Barbie was housed with the Jomini family in Avenches, and subsequently at Nyon. They were cousins of her mother and related to Baron General Jomini (1779-1869) who had a celebrated military career, with Marshall Ney at Austerlitz and Ulm, and with Napoleon at Jena and Eylau. He also joined the Russian army, creating a problem for him when war between France and Russia broke out. He went back to Ney at Bautzen, but was with Tsar Alexander in Paris in 1915, when he tried in vain to save Ney. His final action was at the siege of Varna in the Russo-Turkish war in 1828. Later he was military adviser to the Tsar in the Crimean war. He retired to Passy near Paris and wrote extensively on military matters. He died without issue.

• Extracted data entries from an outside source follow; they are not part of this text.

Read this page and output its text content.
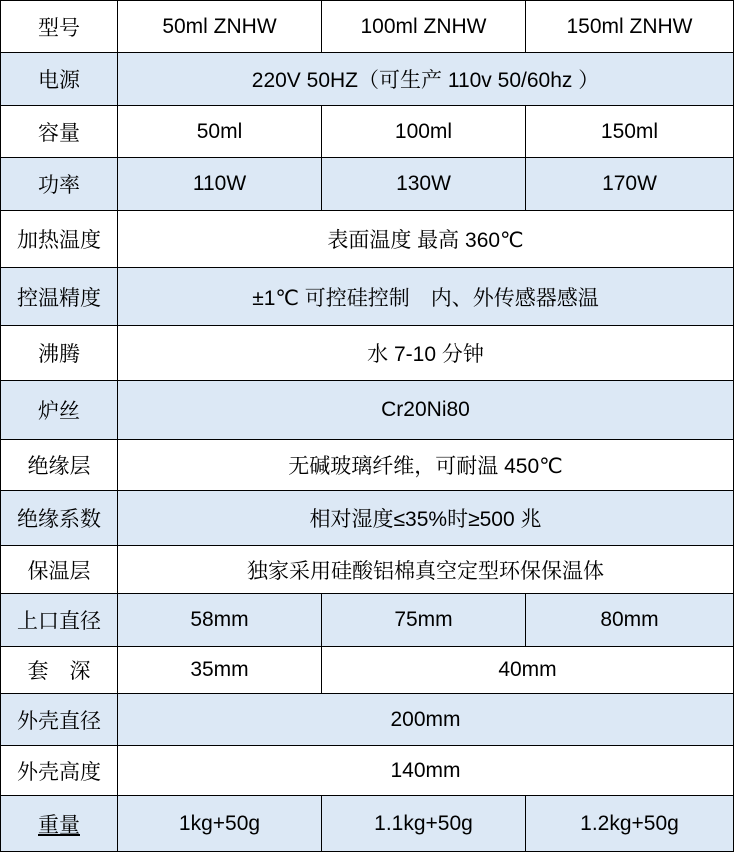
型号	50ml ZNHW	100ml ZNHW	150ml ZNHW
电源	220V 50HZ（可生产 110v 50/60hz ）		
容量	50ml	100ml	150ml
功率	110W	130W	170W
加热温度	表面温度 最高 360℃		
控温精度	±1℃ 可控硅控制　内、外传感器感温		
沸腾	水 7-10 分钟		
炉丝	Cr20Ni80		
绝缘层	无碱玻璃纤维，可耐温 450℃		
绝缘系数	相对湿度≤35%时≥500 兆		
保温层	独家采用硅酸铝棉真空定型环保保温体		
上口直径	58mm	75mm	80mm
套　深	35mm	40mm	
外壳直径	200mm		
外壳高度	140mm		
重量	1kg+50g	1.1kg+50g	1.2kg+50g
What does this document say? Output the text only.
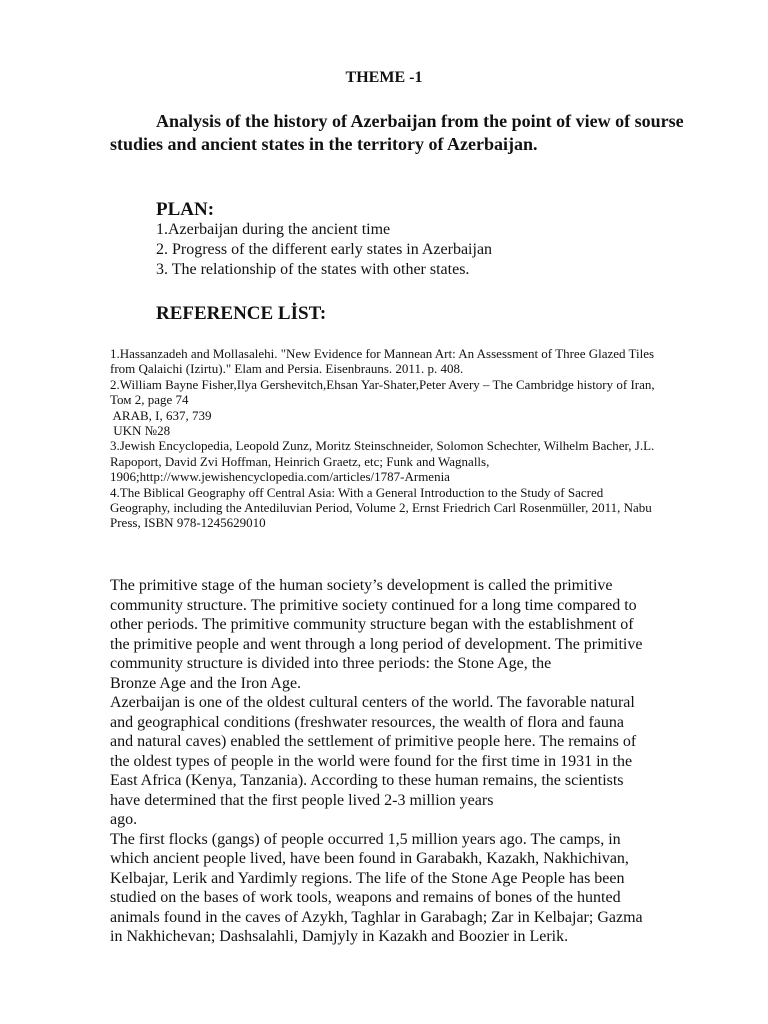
THEME -1

Analysis of the history of Azerbaijan from the point of view of sourse studies and ancient states in the territory of Azerbaijan.

PLAN:
1.Azerbaijan during the ancient time
2. Progress of the different early states in Azerbaijan
3. The relationship of the states with other states.
REFERENCE LİST:
1.Hassanzadeh and Mollasalehi. "New Evidence for Mannean Art: An Assessment of Three Glazed Tiles
from Qalaichi (Izirtu)." Elam and Persia. Eisenbrauns. 2011. p. 408.
2.William Bayne Fisher,Ilya Gershevitch,Ehsan Yar-Shater,Peter Avery – The Cambridge history of Iran,
Том 2, page 74
ARAB, I, 637, 739
UKN №28
3.Jewish Encyclopedia, Leopold Zunz, Moritz Steinschneider, Solomon Schechter, Wilhelm Bacher, J.L.
Rapoport, David Zvi Hoffman, Heinrich Graetz, etc; Funk and Wagnalls,
1906;http://www.jewishencyclopedia.com/articles/1787-Armenia
4.The Biblical Geography off Central Asia: With a General Introduction to the Study of Sacred
Geography, including the Antediluvian Period, Volume 2, Ernst Friedrich Carl Rosenmüller, 2011, Nabu
Press, ISBN 978-1245629010
The primitive stage of the human society’s development is called the primitive
community structure. The primitive society continued for a long time compared to
other periods. The primitive community structure began with the establishment of
the primitive people and went through a long period of development. The primitive
community structure is divided into three periods: the Stone Age, the
Bronze Age and the Iron Age.
Azerbaijan is one of the oldest cultural centers of the world. The favorable natural
and geographical conditions (freshwater resources, the wealth of flora and fauna
and natural caves) enabled the settlement of primitive people here. The remains of
the oldest types of people in the world were found for the first time in 1931 in the
East Africa (Kenya, Tanzania). According to these human remains, the scientists
have determined that the first people lived 2-3 million years
ago.
The first flocks (gangs) of people occurred 1,5 million years ago. The camps, in
which ancient people lived, have been found in Garabakh, Kazakh, Nakhichivan,
Kelbajar, Lerik and Yardimly regions. The life of the Stone Age People has been
studied on the bases of work tools, weapons and remains of bones of the hunted
animals found in the caves of Azykh, Taghlar in Garabagh; Zar in Kelbajar; Gazma
in Nakhichevan; Dashsalahli, Damjyly in Kazakh and Boozier in Lerik.
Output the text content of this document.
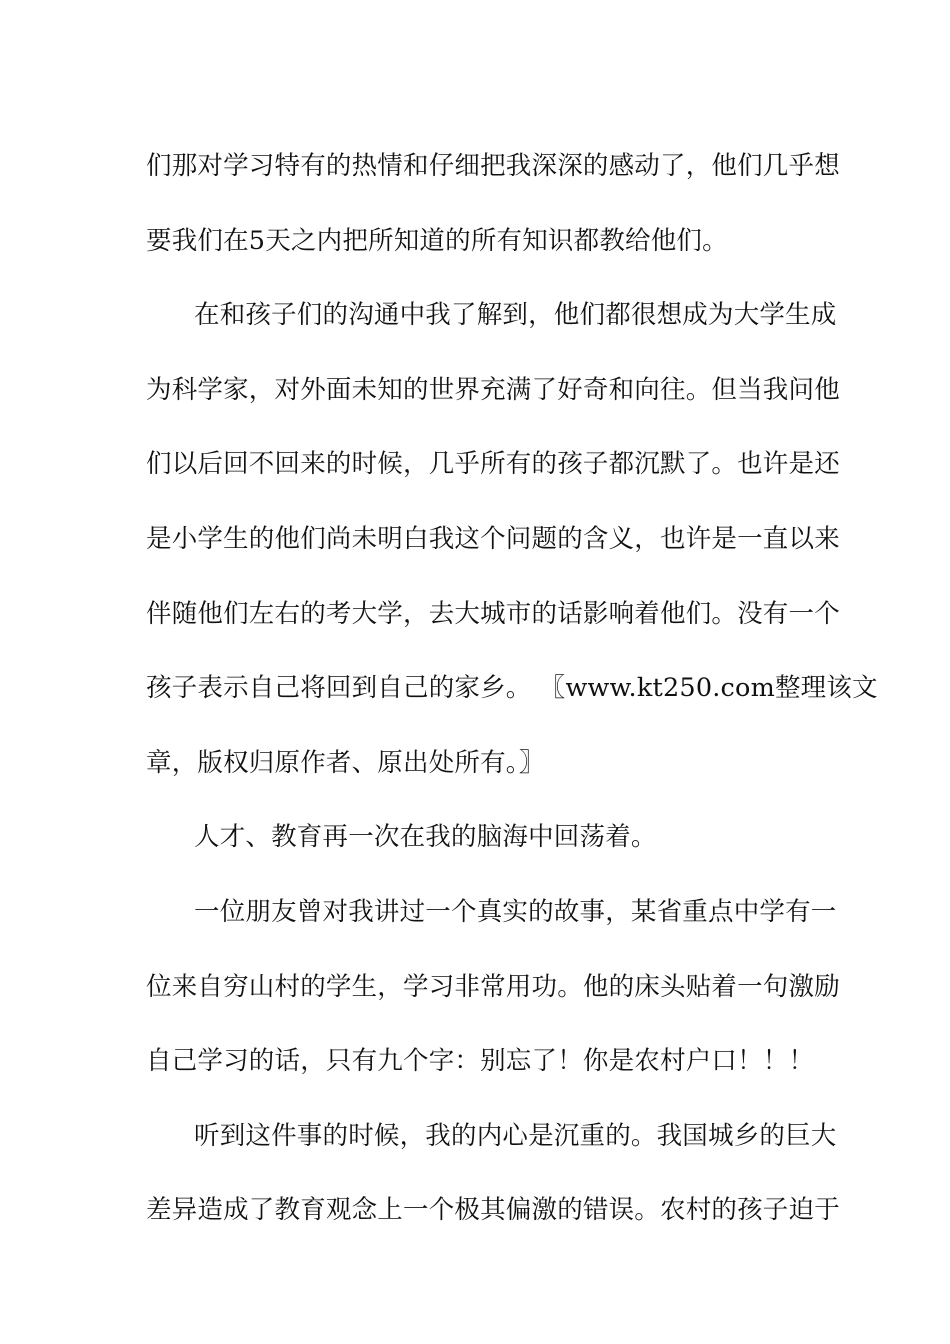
们那对学习特有的热情和仔细把我深深的感动了，他们几乎想
要我们在5天之内把所知道的所有知识都教给他们。
在和孩子们的沟通中我了解到，他们都很想成为大学生成
为科学家，对外面未知的世界充满了好奇和向往。但当我问他
们以后回不回来的时候，几乎所有的孩子都沉默了。也许是还
是小学生的他们尚未明白我这个问题的含义，也许是一直以来
伴随他们左右的考大学，去大城市的话影响着他们。没有一个
孩子表示自己将回到自己的家乡。 〖www.kt250.com整理该文
章，版权归原作者、原出处所有。〗
人才、教育再一次在我的脑海中回荡着。
一位朋友曾对我讲过一个真实的故事，某省重点中学有一
位来自穷山村的学生，学习非常用功。他的床头贴着一句激励
自己学习的话，只有九个字：别忘了！你是农村户口！！！
听到这件事的时候，我的内心是沉重的。我国城乡的巨大
差异造成了教育观念上一个极其偏激的错误。农村的孩子迫于
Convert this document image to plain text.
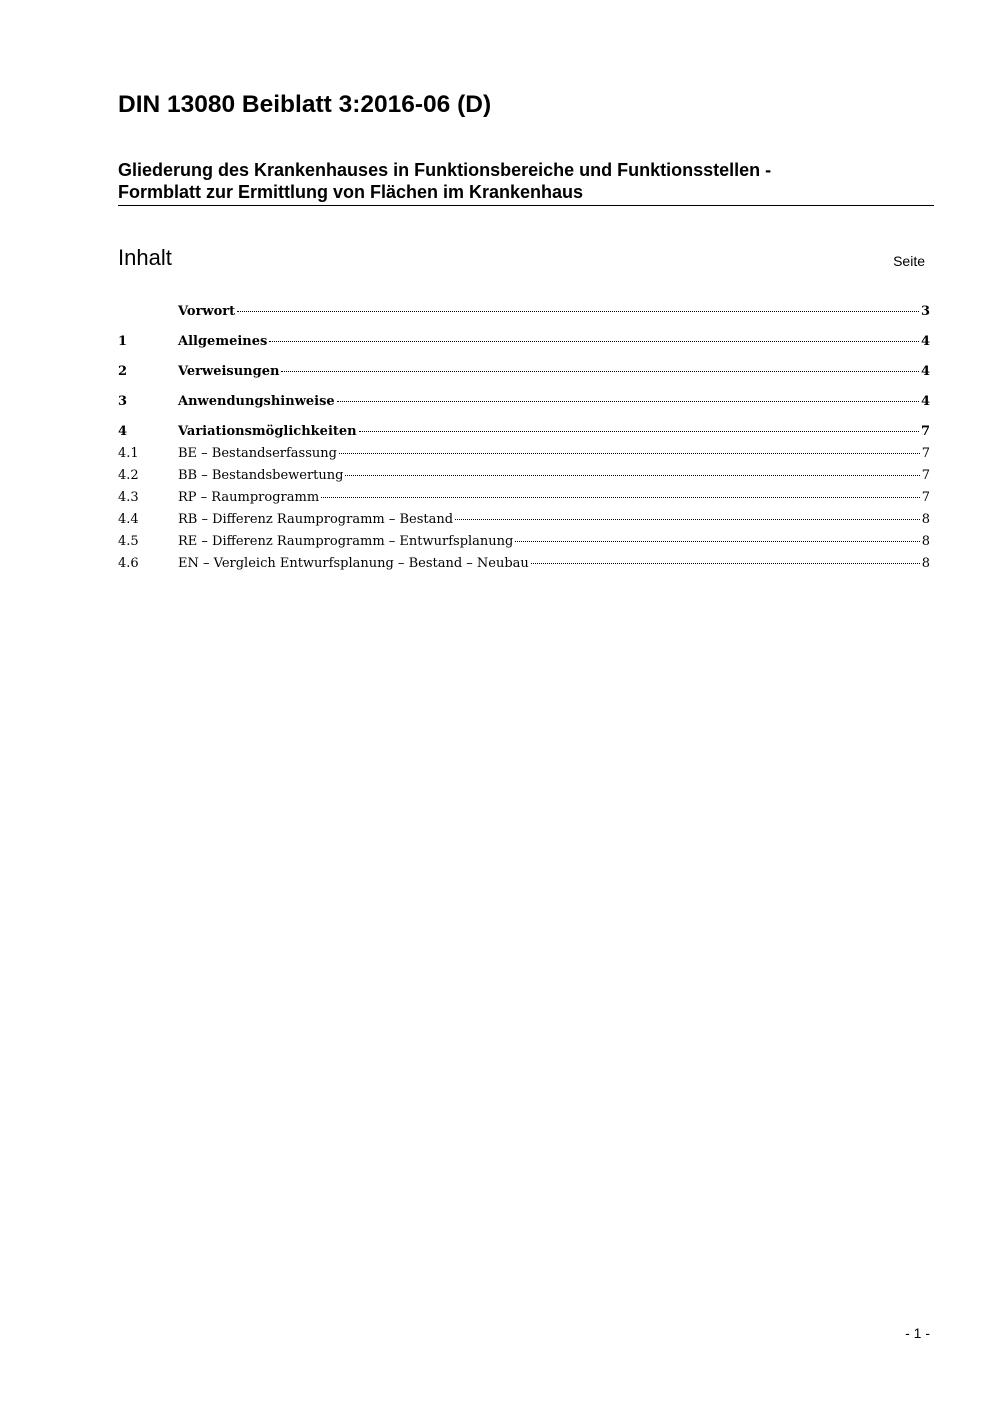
DIN 13080 Beiblatt 3:2016-06 (D)
Gliederung des Krankenhauses in Funktionsbereiche und Funktionsstellen -
Formblatt zur Ermittlung von Flächen im Krankenhaus
Inhalt	Seite
Vorwort	3
1	Allgemeines	4
2	Verweisungen	4
3	Anwendungshinweise	4
4	Variationsmöglichkeiten	7
4.1	BE – Bestandserfassung	7
4.2	BB – Bestandsbewertung	7
4.3	RP – Raumprogramm	7
4.4	RB – Differenz Raumprogramm – Bestand	8
4.5	RE – Differenz Raumprogramm – Entwurfsplanung	8
4.6	EN – Vergleich Entwurfsplanung – Bestand – Neubau	8
- 1 -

Possibly the Jominis, with their famous forbear considered it beneath them to have to bring up an “orphan” whose father had disgraced the family. In any event Barbie was very unhappy with them and left as soon as she could, possibly with that legacy, to study nursing at St Thomas’ in London. She never returned to live in Switzerland and never told us about her life in Payerne, Avenches and Nyon. She always loved co-incidences; one involved Helene who on a visit to London met a lady on a train who happened to know Barbie. Helene subsequently stayed with this family in Redhill.
Barbie obtained British nationality and then went to India for some private nursing work, before going to East Africa. Her stories of nursing in the bush, with a gun by her side to scare off the lions, and dances with the Sultan of Zanzibar were always entertaining. (She always asked us to put up our hands if we had heard them before; we never did) She worked later at the Katharine Bibby Hospital in Mombasa where she went to dances at the Tudor Hotel with quite a racey crowd; she talked fondly of characters like Pink Gin Bentley and Nelson Balenger. There she met Kenneth Adcock. They were married at the Anglican Cathedral in Mombasa in 1936. They spent most of their long married life in Tudor, Mombasa and Nairobi. Barbie returned to Switzerland regularly for holidays with her sister, often in Murren. There was a family story that she owned a valuable forest in Switzerland, alas untrue!